尾块Tiling

如下图中的示例，算子的输入shape为（1，2048），支持的数据类型为half类型，输入数据可以对齐到一个datablock的大小（32字节），输入数据为2048 * 2 / 32 = 128个datablock，因此可以平均分配到每个核上（假设使用8个核），每个核上处理256个数，16个datablock。此时不需要进行尾块处理。

图1 shape对齐场景

针对一些shape，比如算子的输入shape为（1，1904），支持的数据类型为half类型，输入数据可以对齐到一个datablock的大小（32字节），可以平均分配到每个核上（假设使用8个核），每个核上处理238个数，238个数无法均分到datablock上，分满14个datablock后，剩余14个数（28字节），多核切分后需要进行尾块处理。
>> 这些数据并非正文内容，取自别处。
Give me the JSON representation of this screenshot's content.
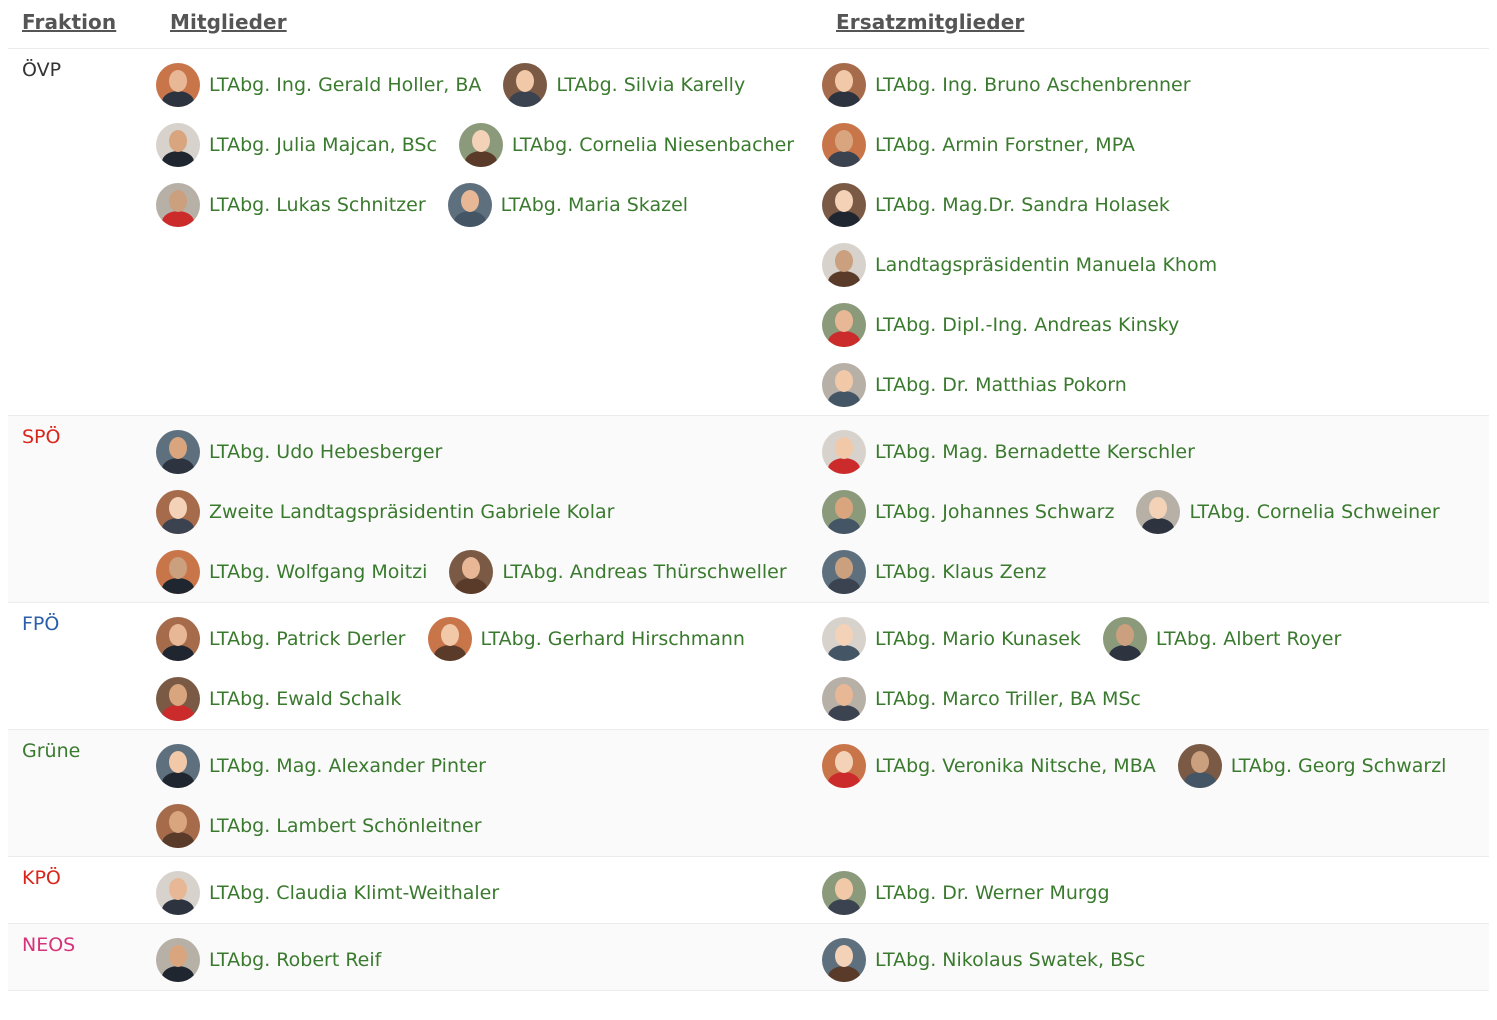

对于不同shape的输入进行数据切分时，可能会发生Tiling后的数据平均分配到多核上，但每个核内的数据无法均分的情况。针对此种场景，在Tiling参数中增加变量lastTileLength，用来表示最后一个分块，即尾块的大小。因此，在定义算子的Tiling结构体时包含以下四个成员：

blockLength：每个核上计算的数据长度；
tileNum：每个核上切分的主块数据块的个数；
tileLength：每个核上主块数据块的长度；
lastTileLength：每个核上尾块的长度。

图2 多核Tiling尾块示意图

Tiling实现

算子的Tiling结构体定义如下：

      
           struct AddCustomTilingData {
    uint32_t blockLength;
    uint32_t tileNum;
    uint32_t tileLength;
    uint32_t lastTileLength;
};

Host侧Tiling实现的主要内容为计算以上四个成员变量。步骤如下：

判断数据总长度totalLength是否满足32字节对齐，如不满足，则计算totalLength向上32字节对齐后的长度totalLengthAligned。

        
             constexpr uint32_t BLOCK_SIZE = 32;
// 为方便计算，这里根据数据类型定义变量alignNum作为对齐数
uint32_t alignNum = BLOCK_SIZE / dataTypeSize;
// totalLength为数据总量
uint32_t totalLengthAligned = (totalLength % alignNum == 0)?
        totalLength : ((totalLength + alignNum - 1) / alignNum) * alignNum;

判断totalLengthAligned是否能被使用的核数BlockDim均分，如果可以，则计算每个核上计算数据长度blockLength。

        
             constexpr uint32_t BLOCK_DIM = 8;
constexpr uint32_t UB_BLOCK_NUM = 20;  // 此处为方便验证，使用UB_BLOCK_NUM作为Unified Buffer可用的Block数量，因此可得出可用UB空间的大小为UB_BLOCK_NUM * BLOCK_SIZE
uint32_t blockLength, tileNum;
if (totalLengthAligned % BLOCK_DIM == 0) {
    blockLength = totalLengthAligned / BLOCK_DIM;
}

计算tileNum。为了减少数据搬运开销，应尽量使用核内的Unified Buffer空间。基于每个核上的计算量以及可用Unified Buffer空间的大小，计算tileNum。

        
             tileNum = blockLength / alignNum / UB_BLOCK_NUM;

根据计算出的tileNum，计算tileLength和lastTileLength。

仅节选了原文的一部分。